This is the sophomore album from Harlem emcee Dave East. Breaking out in 2014 off his 8th mixtape Black Rose, this resulted in the man signing a joint deal with Def Jam Recordings & even Nas’ independently owned Mass Appeal Records as well as a spot in the iconic 2016 XXL Freshman Class. However, his full-length debut Survival wouldn’t come out until 3 years later & was very disappointing in the sense that he tried appealing to a more mainstream audience that just didn’t exist. But when Westside Gunn announced that Hoffa was being produced entirely by Harry Fraud, I went into this album wondering if it was gonna be his best yet.
“The Disappearance” is a jazzy, soulful opener addressing those who’ve been asking him what’s up with the music whereas “60 for the Lawyer” is a bluesy follow-up saying he hope someone ain’t informin’ on him. “Diamonds” has a bit of a funky feel in the production & a chipmunk soul sample for Dave to say he been legit leading into him going at his competition for the bassy trap cut “Just Another Rapper”.
Meanwhile on the guitar-driven “Go Off”, we have G Herbo tagging along to snap on their nonbelievers just before the woodwind-infused “Uncle Ric” serves as a lethal prelude to his upcoming collab EP with Benny the Butcher entitled Pablo & Blanco.
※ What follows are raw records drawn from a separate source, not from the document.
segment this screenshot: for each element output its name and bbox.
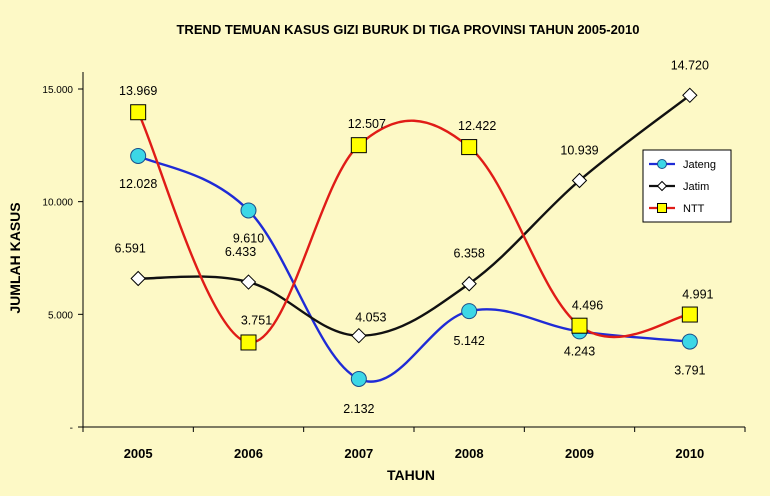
data-label-ntt-2007: 12.507 bbox=[348, 117, 386, 131]
series-line-ntt bbox=[137, 111, 691, 344]
x-tick-label: 2010 bbox=[675, 446, 704, 461]
legend: Jateng Jatim NTT bbox=[642, 149, 732, 223]
data-label-jatim-2006: 6.433 bbox=[225, 245, 256, 259]
point-jateng-2008 bbox=[461, 303, 478, 320]
series-jatim bbox=[130, 87, 698, 344]
point-ntt-2007 bbox=[350, 137, 367, 154]
data-label-ntt-2005: 13.969 bbox=[119, 84, 157, 98]
data-label-jateng-2009: 4.243 bbox=[564, 344, 595, 358]
y-tick-label: - bbox=[70, 423, 73, 434]
data-label-jatim-2005: 6.591 bbox=[115, 241, 146, 255]
data-labels: 12.028 9.610 2.132 5.142 4.243 3.791 6.591 6.43… bbox=[115, 58, 714, 416]
point-jatim-2007 bbox=[351, 327, 367, 344]
axes: - 5.000 10.000 15.000 2005 2006 2007 2008 2009 20… bbox=[42, 72, 746, 461]
point-jateng-2010 bbox=[681, 333, 698, 350]
data-label-jatim-2009: 10.939 bbox=[560, 144, 598, 158]
legend-marker-ntt bbox=[657, 203, 667, 213]
point-jateng-2007 bbox=[350, 370, 367, 387]
data-label-ntt-2009: 4.496 bbox=[572, 299, 603, 313]
data-label-ntt-2010: 4.991 bbox=[682, 288, 713, 302]
x-tick-label: 2007 bbox=[344, 446, 373, 461]
y-tick-label: 5.000 bbox=[48, 310, 73, 321]
x-tick-label: 2005 bbox=[124, 446, 153, 461]
x-tick-label: 2006 bbox=[234, 446, 263, 461]
chart-title: TREND TEMUAN KASUS GIZI BURUK DI TIGA PR… bbox=[176, 22, 639, 37]
legend-label-jateng: Jateng bbox=[683, 159, 716, 171]
y-axis-title: JUMLAH KASUS bbox=[7, 202, 23, 313]
data-label-jateng-2006: 9.610 bbox=[233, 231, 264, 245]
point-jatim-2006 bbox=[240, 274, 257, 290]
point-jateng-2005 bbox=[130, 147, 147, 164]
data-label-jateng-2007: 2.132 bbox=[343, 402, 374, 416]
point-ntt-2009 bbox=[571, 317, 588, 334]
data-label-jateng-2008: 5.142 bbox=[454, 334, 485, 348]
data-label-jatim-2008: 6.358 bbox=[454, 247, 485, 261]
legend-marker-jatim bbox=[656, 180, 668, 192]
data-label-jateng-2010: 3.791 bbox=[674, 364, 705, 378]
point-jatim-2009 bbox=[571, 172, 588, 189]
legend-label-jatim: Jatim bbox=[683, 181, 709, 193]
data-label-jatim-2010: 14.720 bbox=[671, 58, 709, 72]
x-tick-label: 2008 bbox=[455, 446, 484, 461]
point-ntt-2006 bbox=[240, 334, 257, 351]
x-tick-label: 2009 bbox=[565, 446, 594, 461]
point-jatim-2010 bbox=[682, 87, 698, 104]
x-axis-title: TAHUN bbox=[387, 467, 435, 483]
series-jateng bbox=[130, 147, 698, 387]
point-jateng-2006 bbox=[240, 202, 257, 219]
point-ntt-2010 bbox=[681, 306, 698, 323]
point-ntt-2008 bbox=[461, 139, 478, 156]
series-ntt bbox=[130, 104, 698, 351]
point-jatim-2008 bbox=[461, 276, 477, 292]
data-label-jatim-2007: 4.053 bbox=[355, 311, 386, 325]
data-label-ntt-2008: 12.422 bbox=[458, 119, 496, 133]
data-label-jateng-2005: 12.028 bbox=[119, 177, 157, 191]
series-layer bbox=[130, 87, 698, 387]
data-label-ntt-2006: 3.751 bbox=[241, 313, 272, 327]
legend-marker-jateng bbox=[657, 159, 667, 169]
series-line-jateng bbox=[137, 154, 690, 383]
y-tick-label: 10.000 bbox=[42, 198, 73, 209]
series-line-jatim bbox=[138, 94, 691, 337]
y-tick-label: 15.000 bbox=[42, 85, 73, 96]
point-ntt-2005 bbox=[130, 104, 147, 121]
point-jatim-2005 bbox=[130, 270, 146, 287]
legend-label-ntt: NTT bbox=[683, 203, 705, 215]
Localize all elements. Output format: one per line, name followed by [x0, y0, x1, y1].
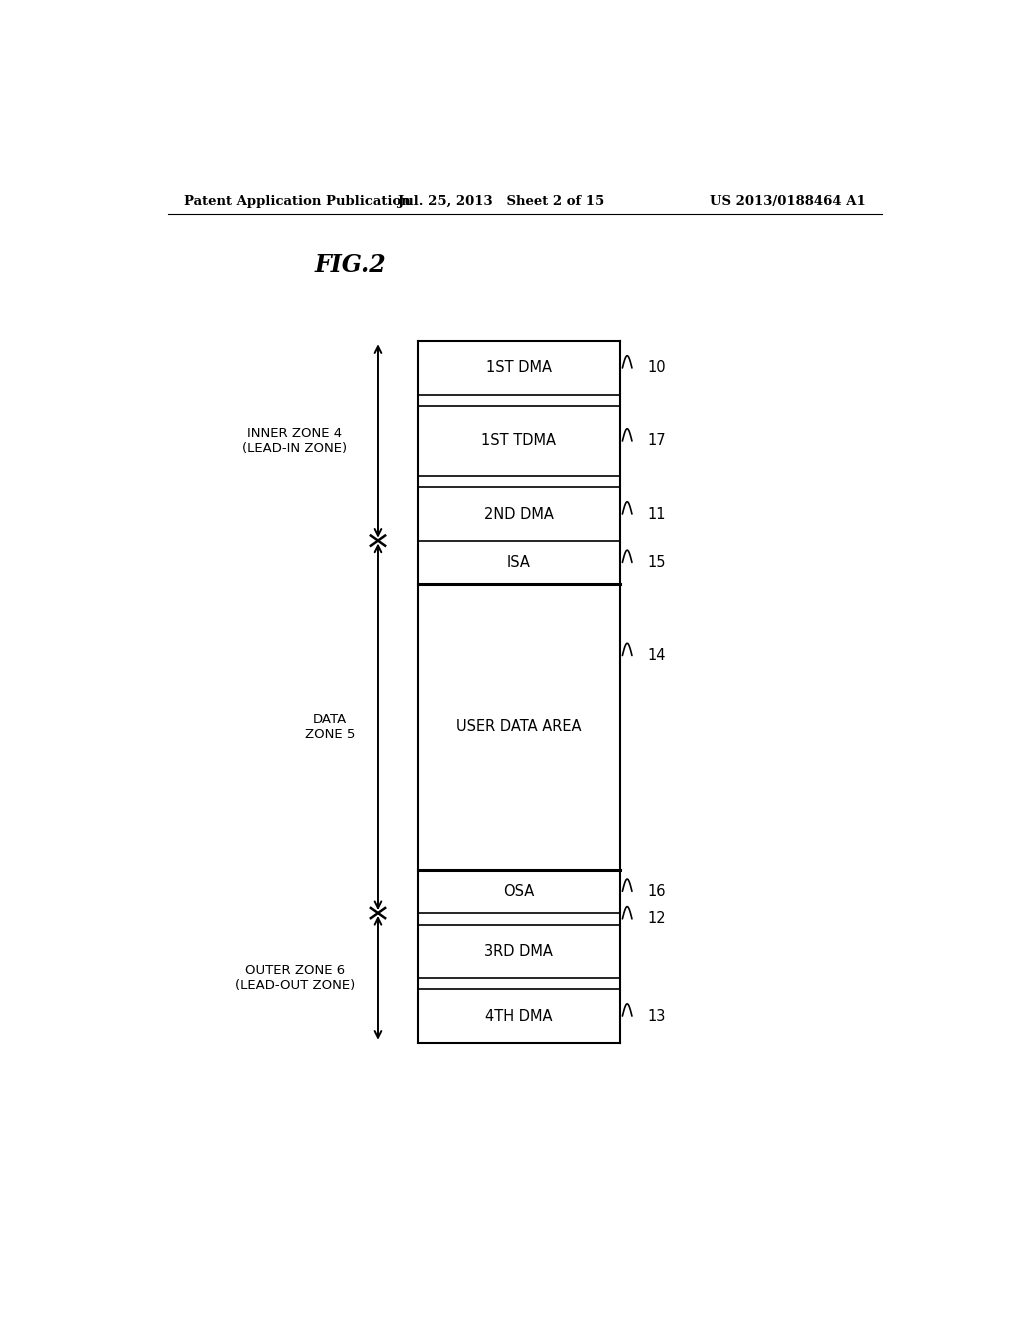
Text: OUTER ZONE 6
(LEAD-OUT ZONE): OUTER ZONE 6 (LEAD-OUT ZONE) [234, 964, 354, 991]
Text: 4TH DMA: 4TH DMA [485, 1008, 553, 1023]
Text: 2ND DMA: 2ND DMA [484, 507, 554, 521]
Text: 17: 17 [648, 433, 667, 449]
Text: USER DATA AREA: USER DATA AREA [456, 719, 582, 734]
Text: 16: 16 [648, 884, 667, 899]
Text: 11: 11 [648, 507, 667, 521]
Text: FIG.2: FIG.2 [314, 253, 386, 277]
Text: ISA: ISA [507, 554, 530, 570]
Text: US 2013/0188464 A1: US 2013/0188464 A1 [711, 194, 866, 207]
Text: 12: 12 [648, 911, 667, 927]
Text: OSA: OSA [503, 884, 535, 899]
Text: 1ST TDMA: 1ST TDMA [481, 433, 556, 449]
Text: 13: 13 [648, 1008, 667, 1023]
Text: 3RD DMA: 3RD DMA [484, 944, 553, 958]
Text: 1ST DMA: 1ST DMA [485, 360, 552, 375]
Text: Jul. 25, 2013   Sheet 2 of 15: Jul. 25, 2013 Sheet 2 of 15 [398, 194, 604, 207]
Text: INNER ZONE 4
(LEAD-IN ZONE): INNER ZONE 4 (LEAD-IN ZONE) [242, 426, 347, 455]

Things take a more atmospheric turn for him to say he’ll take a fight to pick up “The Product” prior to Jim Jones coming into the picture to talk about their accolades for the slick “Money or Power”.
“I Can Hear the Storm” is a heart-wrenching look back at his life before making it in the music industry whereas “Dolla & a Dream” brings in a glossy trap beat to talk about doing shit cats never seen. “Count It Up” with French Montana of course serves as a sumptuous ode to stacking paper, but Cruch Calhoun’s verse on “The Win” is wack as fuck despite the celebratory tone of it.
The penultimate track “Yeah I Know” with the late Kiing Shooter is a piano trap ballad about not needing any further reminders of both of them being the shit & then the album ends with “Red Fox Restaurant”, where Dave East & Curren$y come together to express gratitude for where they’re at now in luxurious fashion.
To me, this is what Survival should’ve been & quite possibly Dave’s best work yet. Westside Gunn helps him stay true to his street roots rather than trying way too hard to appeal to wider audience in terms of his lyricism & the production that Harry Fraud brings to the table. Really hope Dave continues to travel further down this road.